Ahora miremos lo que está pasando en Colombia. El PIB real de Colombia creció el año pasado, según las cuentas del DANE, un 4,6%  anual. Pero al restar el saldo neto negativo de los ingresos netos del exterior (US$25 mil millones), el saldo positivo de las remesas de los trabajadores colombianos en el exterior (y otras transferencias internacionales) de US$4358 millones [1] y un pequeño deterior en los términos de intercambio con el exterior (este índice pasó de 129 a 118, es necesario recordar que la caída en los precios del petróleo se presentó a partir del segundo semestre), el ingreso nacional disponible en términos reales, creció, según mis cuentas, solo el 2,8% en el 2014.
Pero el panorama al mirar las cifras por trimestres resulta más preocupante, como se ilustra en el gráfico adjunto.
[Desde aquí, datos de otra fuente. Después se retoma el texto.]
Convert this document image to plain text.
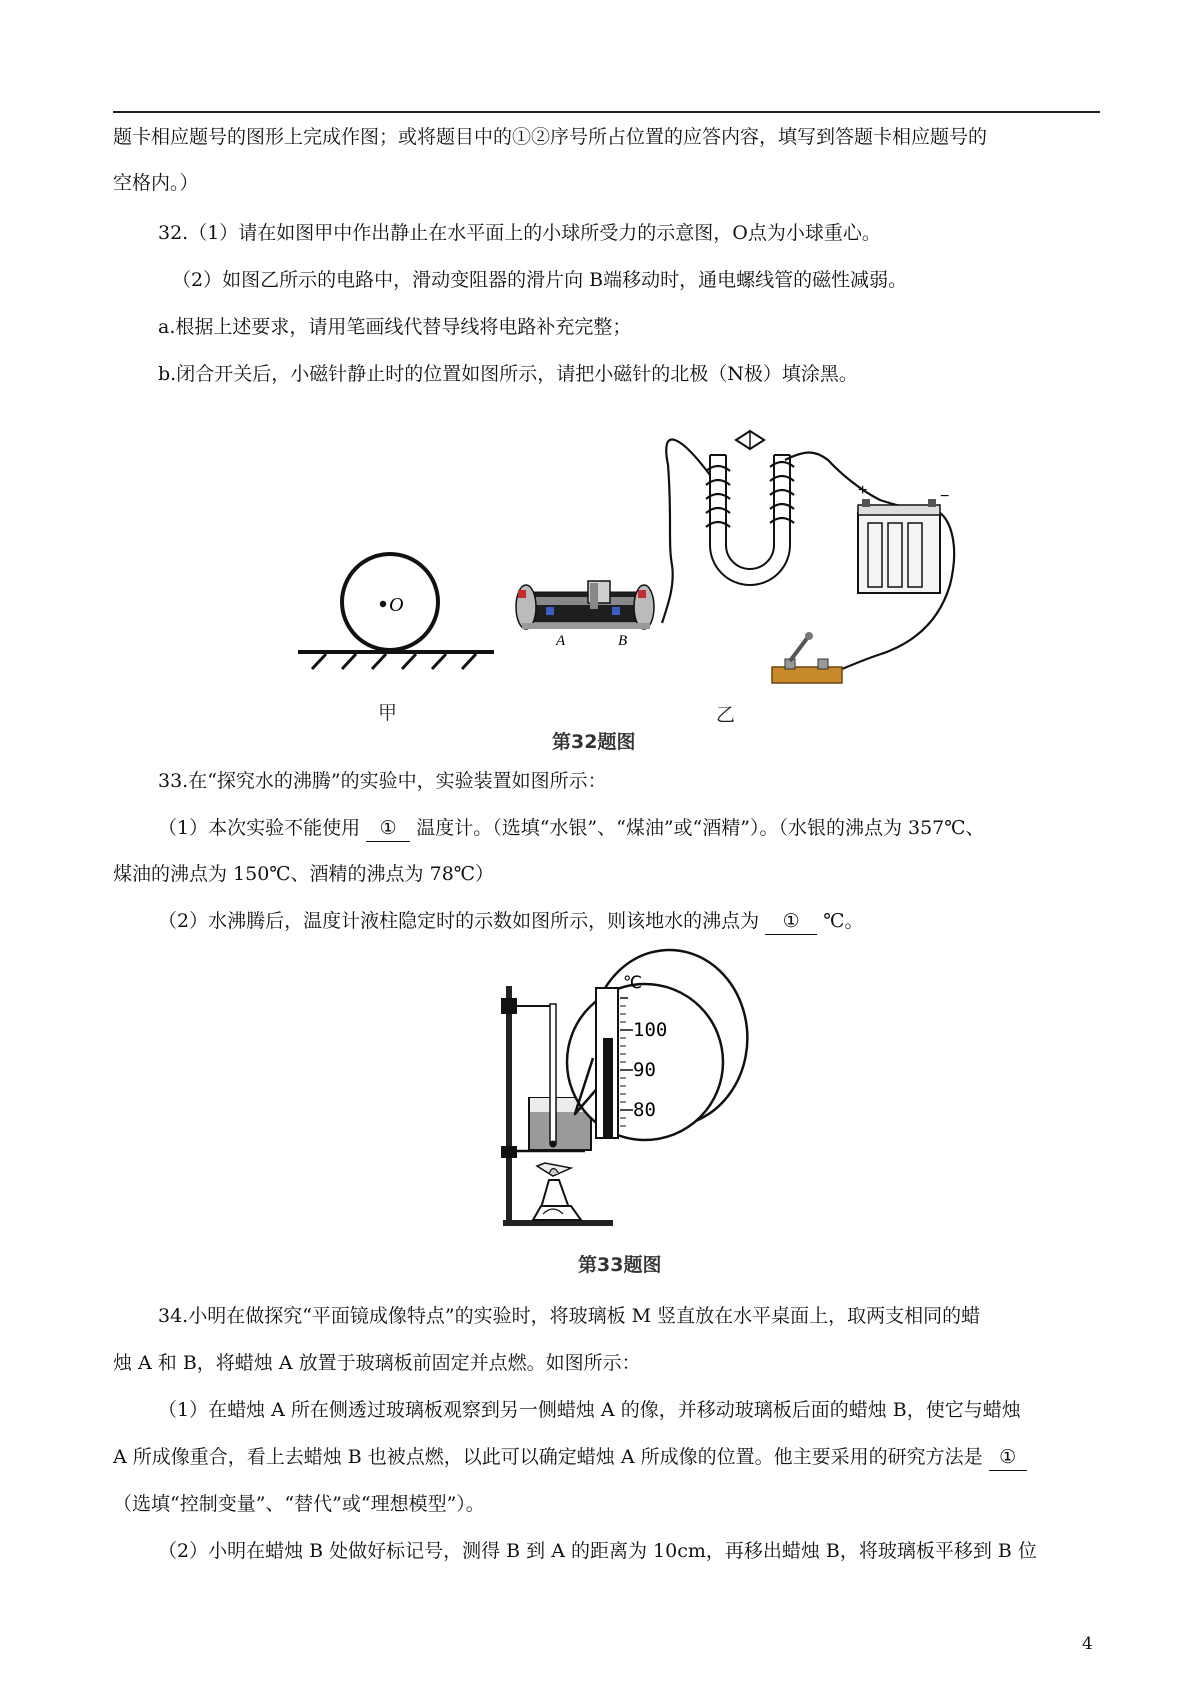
题卡相应题号的图形上完成作图；或将题目中的①②序号所占位置的应答内容，填写到答题卡相应题号的
空格内。）
32.（1）请在如图甲中作出静止在水平面上的小球所受力的示意图，O点为小球重心。
（2）如图乙所示的电路中，滑动变阻器的滑片向 B端移动时，通电螺线管的磁性减弱。
a.根据上述要求，请用笔画线代替导线将电路补充完整；
b.闭合开关后，小磁针静止时的位置如图所示，请把小磁针的北极（N极）填涂黑。
O
甲
+	−
A	B
乙
第32题图
33.在“探究水的沸腾”的实验中，实验装置如图所示：
（1）本次实验不能使用 ① 温度计。（选填“水银”、“煤油”或“酒精”）。（水银的沸点为 357℃、
煤油的沸点为 150℃、酒精的沸点为 78℃）
（2）水沸腾后，温度计液柱隐定时的示数如图所示，则该地水的沸点为 ① ℃。
℃
100
90
80
第33题图
34.小明在做探究“平面镜成像特点”的实验时，将玻璃板 M 竖直放在水平桌面上，取两支相同的蜡
烛 A 和 B，将蜡烛 A 放置于玻璃板前固定并点燃。如图所示：
（1）在蜡烛 A 所在侧透过玻璃板观察到另一侧蜡烛 A 的像，并移动玻璃板后面的蜡烛 B，使它与蜡烛
A 所成像重合，看上去蜡烛 B 也被点燃，以此可以确定蜡烛 A 所成像的位置。他主要采用的研究方法是 ①
（选填“控制变量”、“替代”或“理想模型”）。
（2）小明在蜡烛 B 处做好标记号，测得 B 到 A 的距离为 10cm，再移出蜡烛 B，将玻璃板平移到 B 位
4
En el cuarto trimestre del año anterior el IND cayó un 0.4% y en el primer trimestre de este año en un 2,2%.
 
 
 
El problema es que el crecimiento en la demanda interna de la economía está ligado precisamente a este indicador. Si la demanda cae, las empresas venden menos en el mercado interno, lo cual a su vez jalonaría  hacia abajo el PIB. Solo si se presenta un incremento en la demanda externa (es decir, en las exportaciones), podría contrarrestarse esta situación. Pero hasta ahora, no es eso lo que está pasando, según las cifras iniciales de la balanza de pagos del país
Nota: las cifras en las que me he apoyado para hacer estos cálculos son las del DANE (PIB nominal y PIB real), y Banco de la República (índice de términos de intercambio, balanza de pagos y tasas de cambio promedio). La metodología y los cálculos están disponibles para quien los solicite.  





[1] Todas estas cuentas se han traducido a pesos reales del 2005, para hacerlos comparables con el PIB real del 2013.

 

1 comentario:

POTEMKIN dijo...

Esos cálculos dan apoyo a las premoniciones alarmantes que vi en la última columna de Carrasquilla en el número más reciente de Dinero.